To briefly summarize the book, it shows an alternate world where Hitler succeeded in conquering and holding Europe. He is still alive in the late 1960s, Fuhrer of the European Reich. He has subjugated most of western Russia, but a 20-year guerrilla war by the Soviets, backed by the United States, continues to drain resources. The European Union, much like the old Warsaw Pact, is “technically” independent but in reality part of the Reich. The US has defeated Japan, and is at the time of the book – which seems to be approximately the late 1960s – engaged in a cold war with Germany, much as the US and USSR were in reality. The book revolves around a murder investigation of a high Nazi official right before the visit of a historic summit between the US president, Joseph Kennedy (father of John!) and Adolf Hitler, to try to negotiate an end to the Cold War.
The book is thought-provoking on many levels, and I’ll just focus on one today. If you have read Orwell’s 1984 you’re probably acquainted with the idea of a dystopia – a perfectly awful world, as opposed to the concept of utopia, a perfectly happy world. Unlike Orwell’s dystopian Britain, though, Harris’ Germany is also utopian. Germany has utilized slave labor (the Slavic nations, like Ukraine, Poland and Russia) to enrich itself wildly. Every Reich citizen is basically fat and happy. The state provides wonderful foods, museums, entertainment, sporting events and benefits. The only crime is to question this perfect happiness or to challenge the Fuehrer…or to inquire (as one detective does, with terrible results) “what happened to all of the Jews?”
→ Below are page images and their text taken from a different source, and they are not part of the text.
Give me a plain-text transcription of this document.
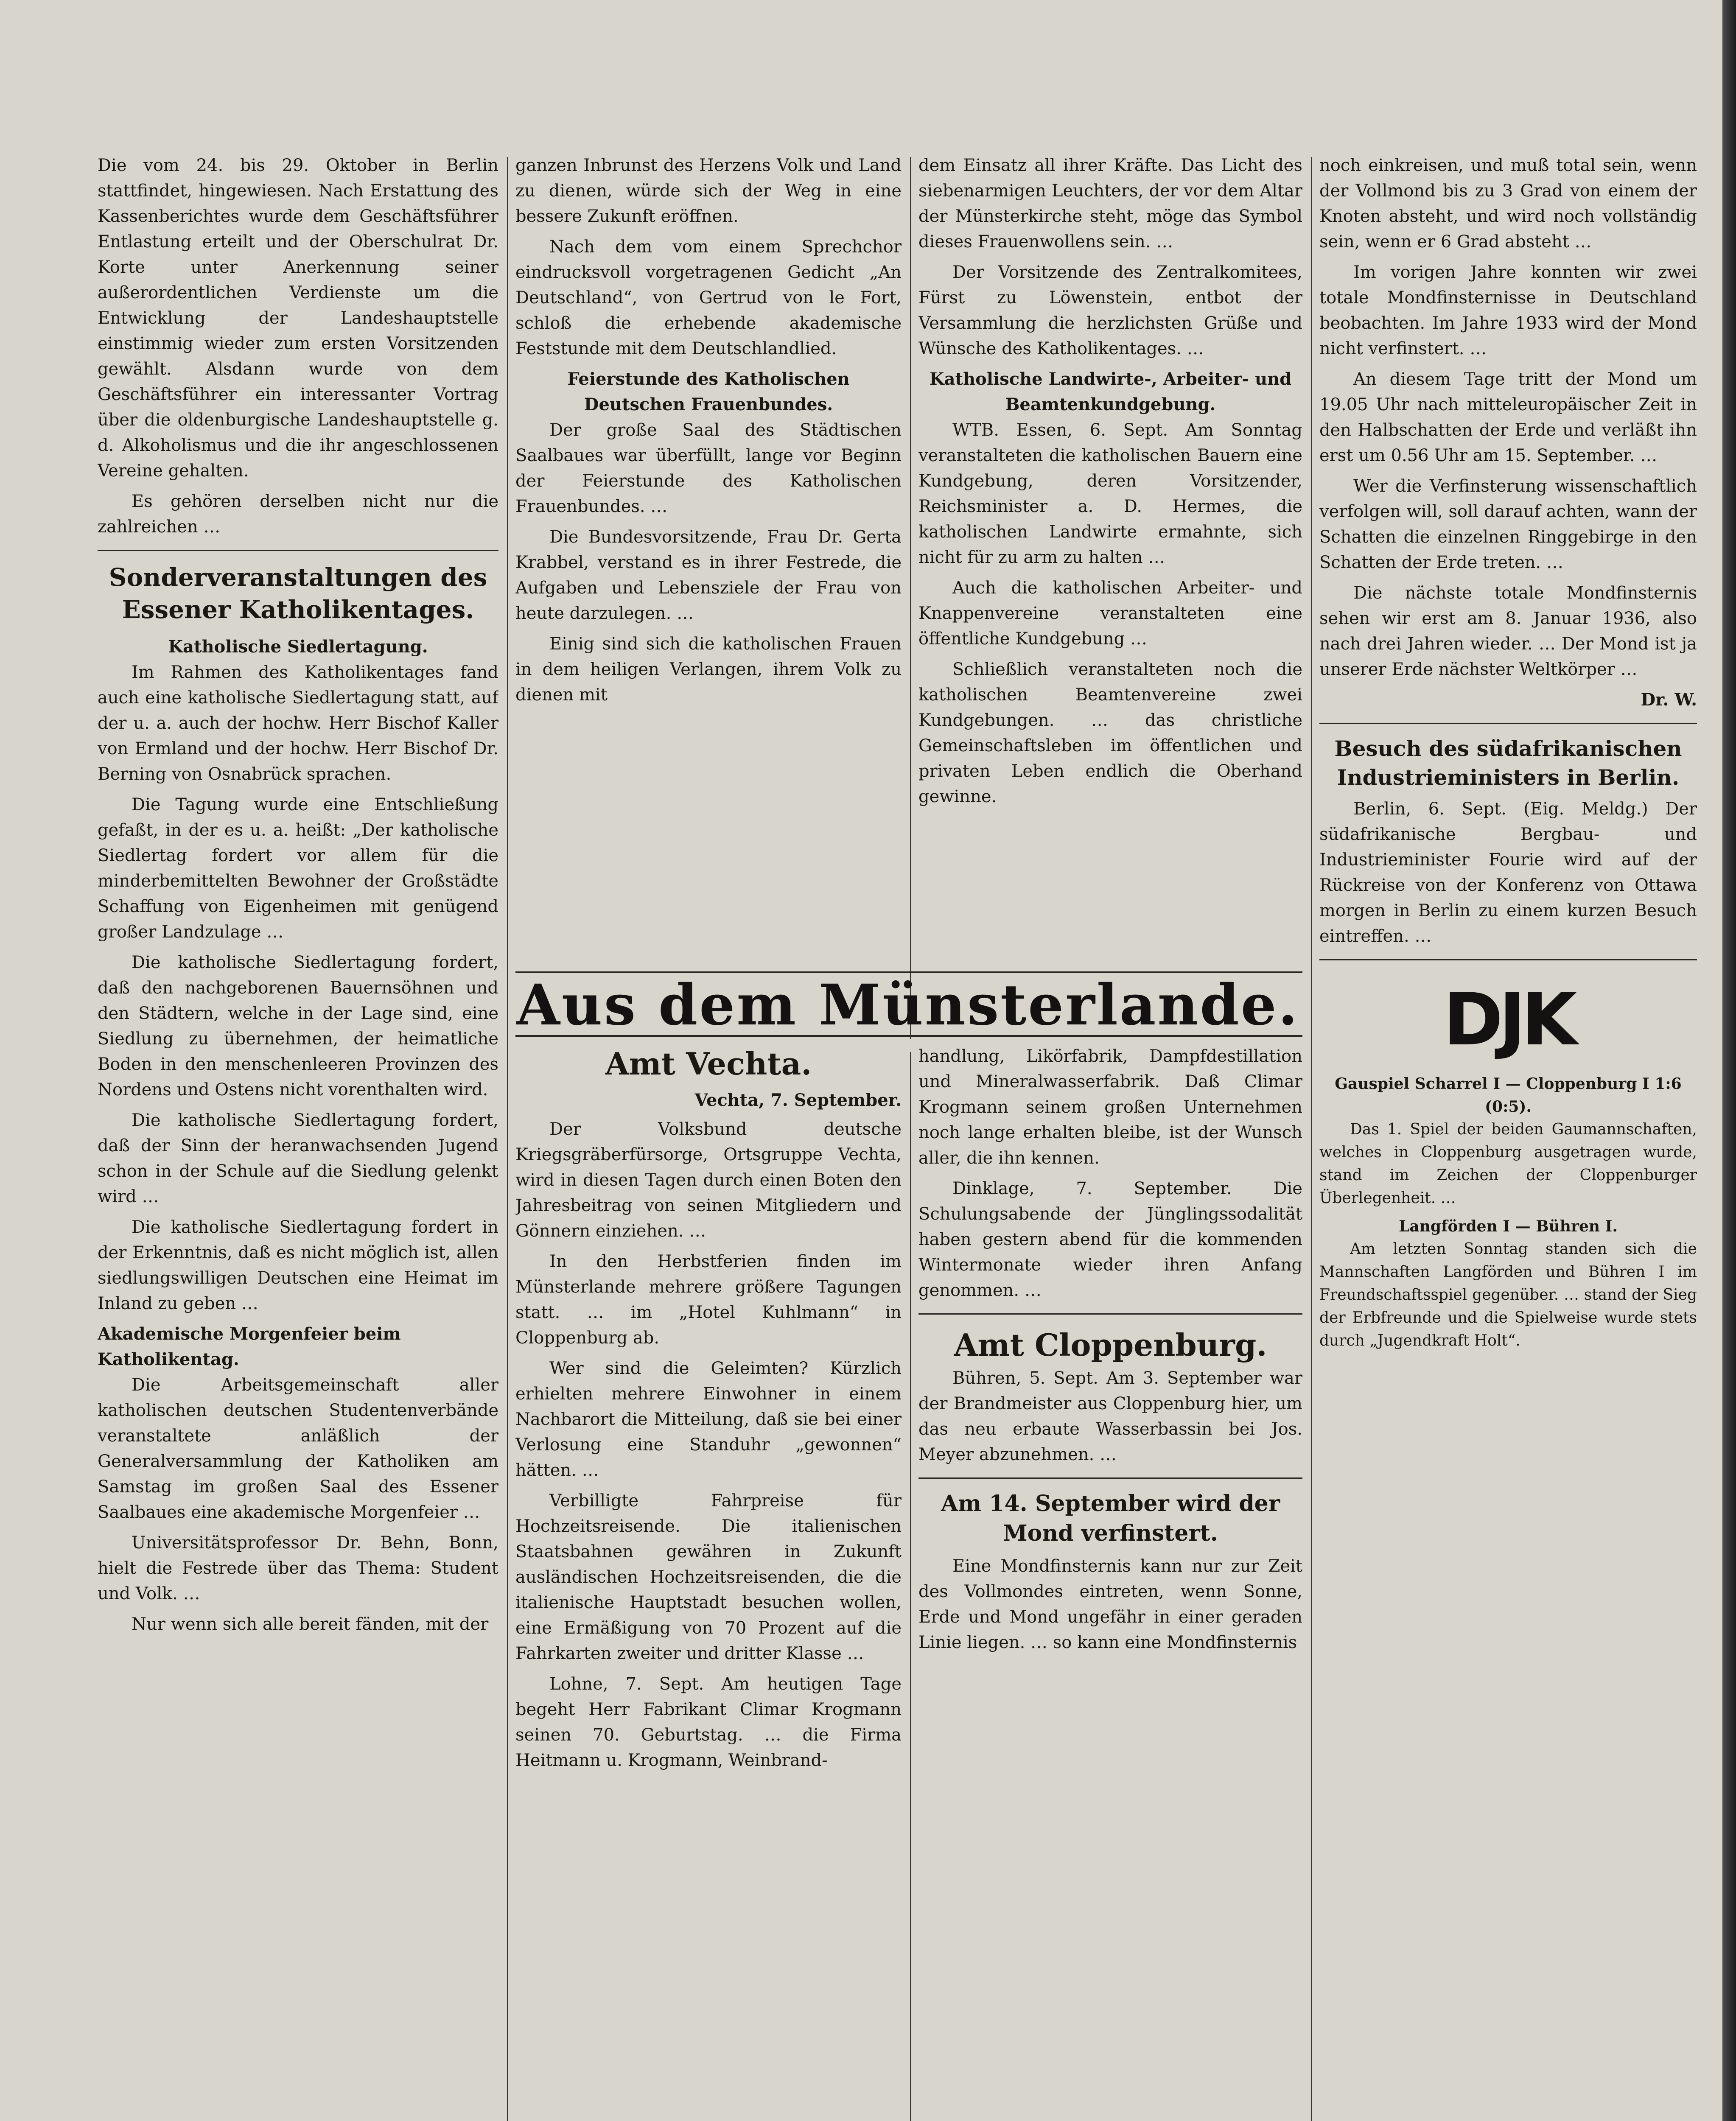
Die vom 24. bis 29. Oktober in Berlin stattfindet, hingewiesen. Nach Erstattung des Kassenberichtes wurde dem Geschäftsführer Entlastung erteilt und der Oberschulrat Dr. Korte unter Anerkennung seiner außerordentlichen Verdienste um die Entwicklung der Landeshauptstelle einstimmig wieder zum ersten Vorsitzenden gewählt. Alsdann wurde von dem Geschäftsführer ein interessanter Vortrag über die oldenburgische Landeshauptstelle g. d. Alkoholismus und die ihr angeschlossenen Vereine gehalten.

Es gehören derselben nicht nur die zahlreichen …

Sonderveranstaltungen des Essener Katholikentages.
Katholische Siedlertagung.

Im Rahmen des Katholikentages fand auch eine katholische Siedlertagung statt, auf der u. a. auch der hochw. Herr Bischof Kaller von Ermland und der hochw. Herr Bischof Dr. Berning von Osnabrück sprachen.

Die Tagung wurde eine Entschließung gefaßt, in der es u. a. heißt: „Der katholische Siedlertag fordert vor allem für die minderbemittelten Bewohner der Großstädte Schaffung von Eigenheimen mit genügend großer Landzulage …

Die katholische Siedlertagung fordert, daß den nachgeborenen Bauernsöhnen und den Städtern, welche in der Lage sind, eine Siedlung zu übernehmen, der heimatliche Boden in den menschenleeren Provinzen des Nordens und Ostens nicht vorenthalten wird.

Die katholische Siedlertagung fordert, daß der Sinn der heranwachsenden Jugend schon in der Schule auf die Siedlung gelenkt wird …

Die katholische Siedlertagung fordert in der Erkenntnis, daß es nicht möglich ist, allen siedlungswilligen Deutschen eine Heimat im Inland zu geben …

Akademische Morgenfeier beim Katholikentag.

Die Arbeitsgemeinschaft aller katholischen deutschen Studentenverbände veranstaltete anläßlich der Generalversammlung der Katholiken am Samstag im großen Saal des Essener Saalbaues eine akademische Morgenfeier …

Universitätsprofessor Dr. Behn, Bonn, hielt die Festrede über das Thema: Student und Volk. …

Nur wenn sich alle bereit fänden, mit der

ganzen Inbrunst des Herzens Volk und Land zu dienen, würde sich der Weg in eine bessere Zukunft eröffnen.

Nach dem vom einem Sprechchor eindrucksvoll vorgetragenen Gedicht „An Deutschland“, von Gertrud von le Fort, schloß die erhebende akademische Feststunde mit dem Deutschlandlied.

Feierstunde des Katholischen Deutschen Frauenbundes.

Der große Saal des Städtischen Saalbaues war überfüllt, lange vor Beginn der Feierstunde des Katholischen Frauenbundes. …

Die Bundesvorsitzende, Frau Dr. Gerta Krabbel, verstand es in ihrer Festrede, die Aufgaben und Lebensziele der Frau von heute darzulegen. …

Einig sind sich die katholischen Frauen in dem heiligen Verlangen, ihrem Volk zu dienen mit

dem Einsatz all ihrer Kräfte. Das Licht des siebenarmigen Leuchters, der vor dem Altar der Münsterkirche steht, möge das Symbol dieses Frauenwollens sein. …

Der Vorsitzende des Zentralkomitees, Fürst zu Löwenstein, entbot der Versammlung die herzlichsten Grüße und Wünsche des Katholikentages. …

Katholische Landwirte-, Arbeiter- und Beamtenkundgebung.

WTB. Essen, 6. Sept. Am Sonntag veranstalteten die katholischen Bauern eine Kundgebung, deren Vorsitzender, Reichsminister a. D. Hermes, die katholischen Landwirte ermahnte, sich nicht für zu arm zu halten …

Auch die katholischen Arbeiter- und Knappenvereine veranstalteten eine öffentliche Kundgebung …

Schließlich veranstalteten noch die katholischen Beamtenvereine zwei Kundgebungen. … das christliche Gemeinschaftsleben im öffentlichen und privaten Leben endlich die Oberhand gewinne.

Aus dem Münsterlande.
Amt Vechta.
Vechta, 7. September.

Der Volksbund deutsche Kriegsgräberfürsorge, Ortsgruppe Vechta, wird in diesen Tagen durch einen Boten den Jahresbeitrag von seinen Mitgliedern und Gönnern einziehen. …

In den Herbstferien finden im Münsterlande mehrere größere Tagungen statt. … im „Hotel Kuhlmann“ in Cloppenburg ab.

Wer sind die Geleimten? Kürzlich erhielten mehrere Einwohner in einem Nachbarort die Mitteilung, daß sie bei einer Verlosung eine Standuhr „gewonnen“ hätten. …

Verbilligte Fahrpreise für Hochzeitsreisende. Die italienischen Staatsbahnen gewähren in Zukunft ausländischen Hochzeitsreisenden, die die italienische Hauptstadt besuchen wollen, eine Ermäßigung von 70 Prozent auf die Fahrkarten zweiter und dritter Klasse …

Lohne, 7. Sept. Am heutigen Tage begeht Herr Fabrikant Climar Krogmann seinen 70. Geburtstag. … die Firma Heitmann u. Krogmann, Weinbrand-

handlung, Likörfabrik, Dampfdestillation und Mineralwasserfabrik. Daß Climar Krogmann seinem großen Unternehmen noch lange erhalten bleibe, ist der Wunsch aller, die ihn kennen.

Dinklage, 7. September. Die Schulungsabende der Jünglingssodalität haben gestern abend für die kommenden Wintermonate wieder ihren Anfang genommen. …

Amt Cloppenburg.

Bühren, 5. Sept. Am 3. September war der Brandmeister aus Cloppenburg hier, um das neu erbaute Wasserbassin bei Jos. Meyer abzunehmen. …

Am 14. September wird der Mond verfinstert.

Eine Mondfinsternis kann nur zur Zeit des Vollmondes eintreten, wenn Sonne, Erde und Mond ungefähr in einer geraden Linie liegen. … so kann eine Mondfinsternis

noch einkreisen, und muß total sein, wenn der Vollmond bis zu 3 Grad von einem der Knoten absteht, und wird noch vollständig sein, wenn er 6 Grad absteht …

Im vorigen Jahre konnten wir zwei totale Mondfinsternisse in Deutschland beobachten. Im Jahre 1933 wird der Mond nicht verfinstert. …

An diesem Tage tritt der Mond um 19.05 Uhr nach mitteleuropäischer Zeit in den Halbschatten der Erde und verläßt ihn erst um 0.56 Uhr am 15. September. …

Wer die Verfinsterung wissenschaftlich verfolgen will, soll darauf achten, wann der Schatten die einzelnen Ringgebirge in den Schatten der Erde treten. …

Die nächste totale Mondfinsternis sehen wir erst am 8. Januar 1936, also nach drei Jahren wieder. … Der Mond ist ja unserer Erde nächster Weltkörper …

Dr. W.
Besuch des südafrikanischen Industrieministers in Berlin.

Berlin, 6. Sept. (Eig. Meldg.) Der südafrikanische Bergbau- und Industrieminister Fourie wird auf der Rückreise von der Konferenz von Ottawa morgen in Berlin zu einem kurzen Besuch eintreffen. …

DJK
Gauspiel Scharrel I — Cloppenburg I 1:6 (0:5).

Das 1. Spiel der beiden Gaumannschaften, welches in Cloppenburg ausgetragen wurde, stand im Zeichen der Cloppenburger Überlegenheit. …

Langförden I — Bühren I.

Am letzten Sonntag standen sich die Mannschaften Langförden und Bühren I im Freundschaftsspiel gegenüber. … stand der Sieg der Erbfreunde und die Spielweise wurde stets durch „Jugendkraft Holt“.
So what are the parallels to today’s world? Are Americans (and the West in general) overlooking “the dust under the carpet” in their quest for material comfort? Is the future we are building in the West (not just in America) being built on the grief of others? Of course nothing as terrible as a fully-realized Holocaust has occurred, where an entire race of people has been systematically wiped out, as it has in the novel. Yet material comfort has its costs:
- the proliferation of “stuff” has increased energy usage and drained resources around the globe, starting a climate crisis.
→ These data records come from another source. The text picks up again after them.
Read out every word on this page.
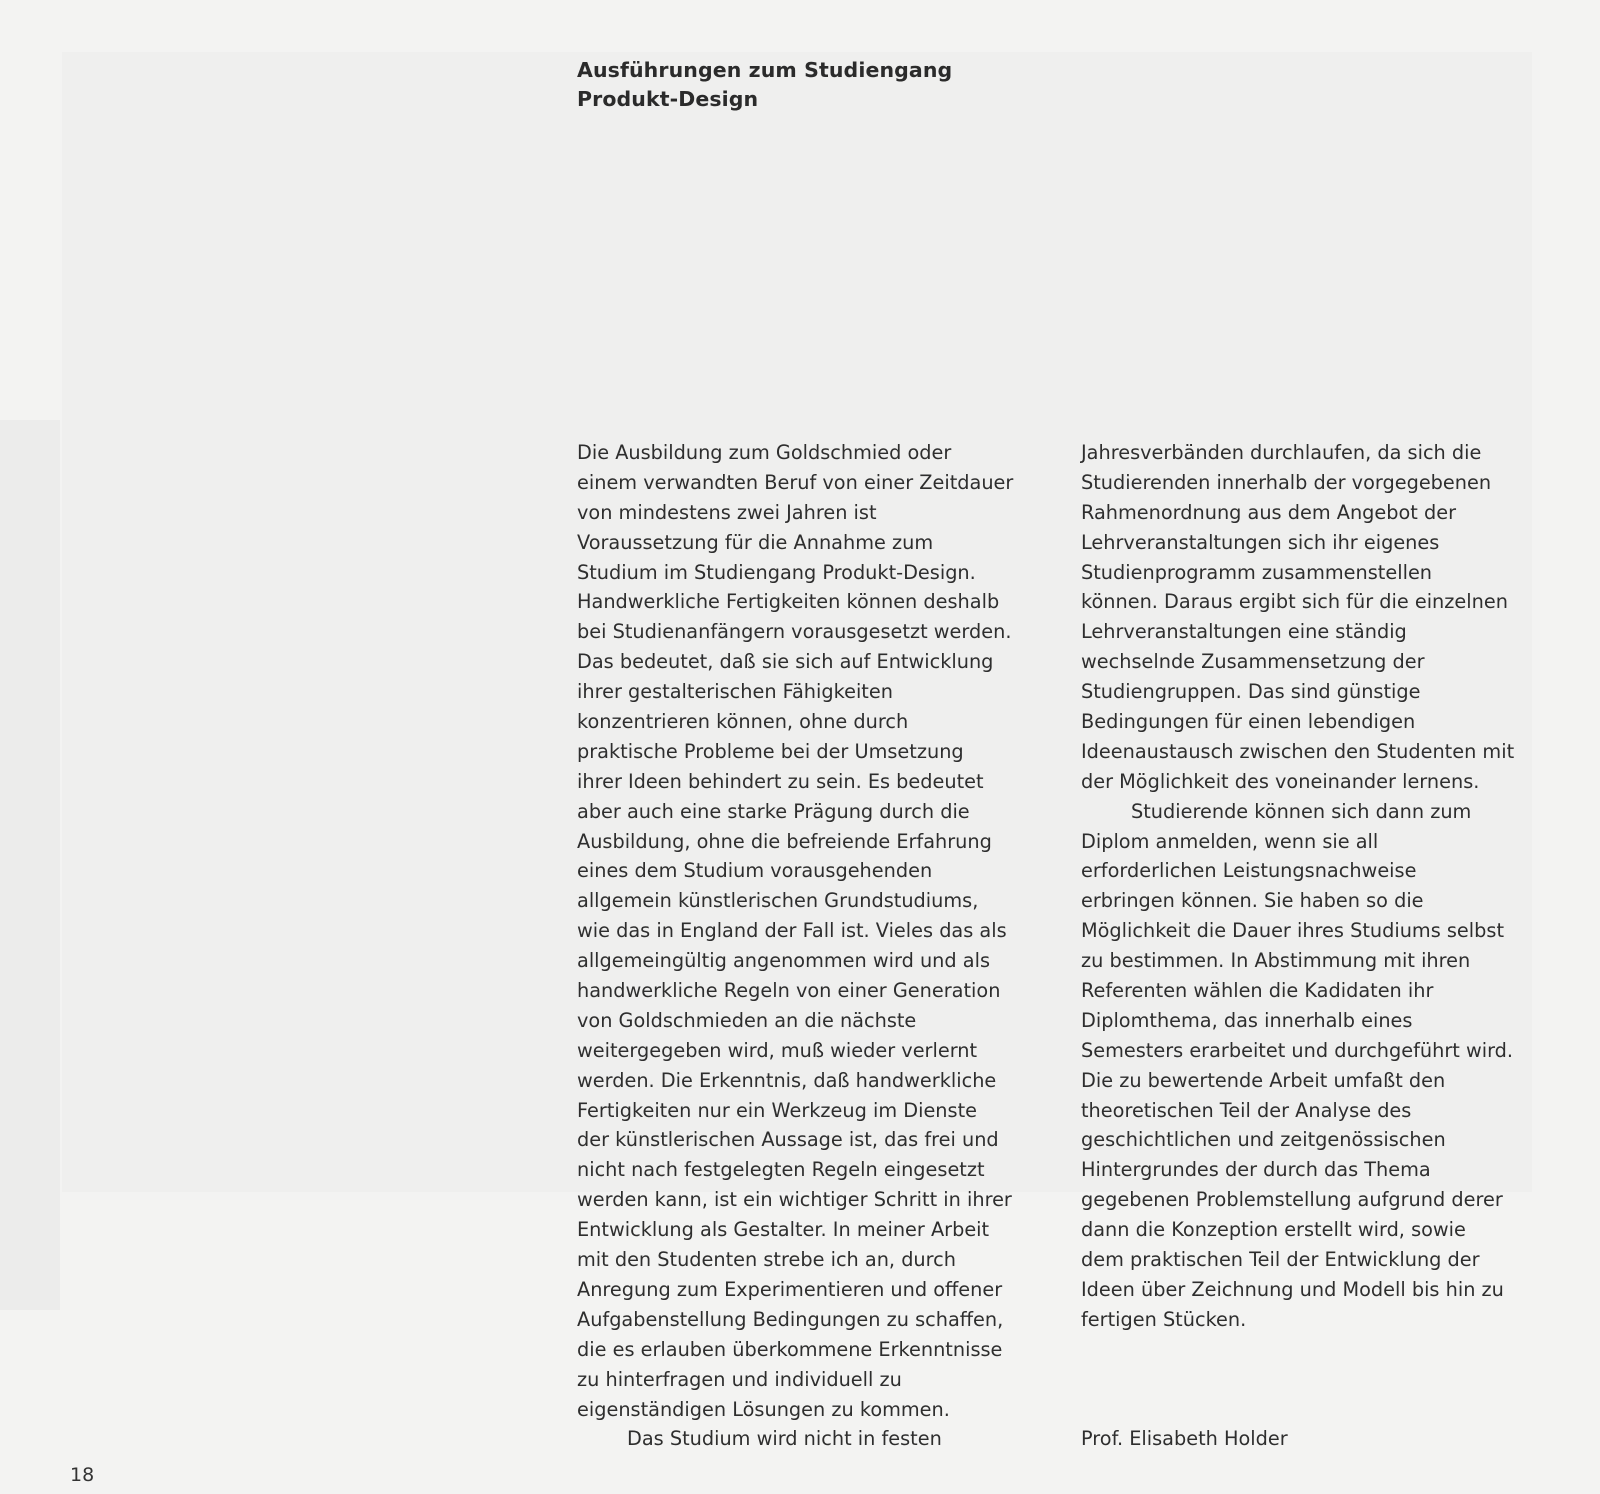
Ausführungen zum Studiengang
Produkt-Design
Die Ausbildung zum Goldschmied oder
einem verwandten Beruf von einer Zeitdauer
von mindestens zwei Jahren ist
Voraussetzung für die Annahme zum
Studium im Studiengang Produkt-Design.
Handwerkliche Fertigkeiten können deshalb
bei Studienanfängern vorausgesetzt werden.
Das bedeutet, daß sie sich auf Entwicklung
ihrer gestalterischen Fähigkeiten
konzentrieren können, ohne durch
praktische Probleme bei der Umsetzung
ihrer Ideen behindert zu sein. Es bedeutet
aber auch eine starke Prägung durch die
Ausbildung, ohne die befreiende Erfahrung
eines dem Studium vorausgehenden
allgemein künstlerischen Grundstudiums,
wie das in England der Fall ist. Vieles das als
allgemeingültig angenommen wird und als
handwerkliche Regeln von einer Generation
von Goldschmieden an die nächste
weitergegeben wird, muß wieder verlernt
werden. Die Erkenntnis, daß handwerkliche
Fertigkeiten nur ein Werkzeug im Dienste
der künstlerischen Aussage ist, das frei und
nicht nach festgelegten Regeln eingesetzt
werden kann, ist ein wichtiger Schritt in ihrer
Entwicklung als Gestalter. In meiner Arbeit
mit den Studenten strebe ich an, durch
Anregung zum Experimentieren und offener
Aufgabenstellung Bedingungen zu schaffen,
die es erlauben überkommene Erkenntnisse
zu hinterfragen und individuell zu
eigenständigen Lösungen zu kommen.
Das Studium wird nicht in festen
Jahresverbänden durchlaufen, da sich die
Studierenden innerhalb der vorgegebenen
Rahmenordnung aus dem Angebot der
Lehrveranstaltungen sich ihr eigenes
Studienprogramm zusammenstellen
können. Daraus ergibt sich für die einzelnen
Lehrveranstaltungen eine ständig
wechselnde Zusammensetzung der
Studiengruppen. Das sind günstige
Bedingungen für einen lebendigen
Ideenaustausch zwischen den Studenten mit
der Möglichkeit des voneinander lernens.
Studierende können sich dann zum
Diplom anmelden, wenn sie all
erforderlichen Leistungsnachweise
erbringen können. Sie haben so die
Möglichkeit die Dauer ihres Studiums selbst
zu bestimmen. In Abstimmung mit ihren
Referenten wählen die Kadidaten ihr
Diplomthema, das innerhalb eines
Semesters erarbeitet und durchgeführt wird.
Die zu bewertende Arbeit umfaßt den
theoretischen Teil der Analyse des
geschichtlichen und zeitgenössischen
Hintergrundes der durch das Thema
gegebenen Problemstellung aufgrund derer
dann die Konzeption erstellt wird, sowie
dem praktischen Teil der Entwicklung der
Ideen über Zeichnung und Modell bis hin zu
fertigen Stücken.
Prof. Elisabeth Holder
18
- the widespread use of China as a manufacturing partner has enriched the Chinese communist regime greatly, allowing them to continue their human rights abuses unabated in the years since Tiananmen Square, one of the most awful things I’ve ever seen in my life.
- the gap between the western world and the rest of the world in terms of wealth and health continues to widen, causing (justified or not, it exists) towards the west and its sole superpower, the US.
It’s really a fascinating question. You can feel the awful nature of existence in Orwell’s 1984, where one character infamously predicts: “If you want a picture of the future, imagine a boot stomping on a human face — forever.” Harris’ utopia is far prettier, for those who have survived, but the implication is clear – pleasure gained at the expense of others’ pain is no real pleasure. It is possible to feel overwhelmed by responsibility. In personal finance we worry about funding retirement. For the most part, none of us worry about having our hands cut off by roving marauders as in the Sudan, or being forced into a lifetime of sex slavery like women from Moldova or Russia (horrific article). Maybe you feel helpless about that. However, do you feel helpless or is the real sacrifice to prevent it simply too terrible to think about? Would you be willing to pay $3000 for a basic laptop if it was built by workers in humane conditions and paid a fair wage? Would you pay triple what you pay today for coffee grown sustainably by fair wage farmers? Would you accept a ban on all imports from Eastern Europe if it stopped the sex trade? Would you pay $6 per gallon to embargo the Middle Eastern states? I wrestle with that question constantly. I don’t know the answer, honestly. If I look deep in my soul, the unfortunate answer is probably no – I would rather have my cheap stuff – if I am going to be honest.
It’s very hard to balance frugality and social responsibility. Often the socially responsible choice is less frugal, and worse, the socially responsible choice may have minimal positive impact. Sometimes the best you can do is avoid negative impact. It is important to remember, though, a famous Holocaust survivor’s words. This is a brilliant observation from the 1986 Nobel Peace Prize winner, Elie Wiesel: “The opposite of love is not hate, it’s indifference. ” A utopia based on our indifference to others’ suffering is no utopia at all.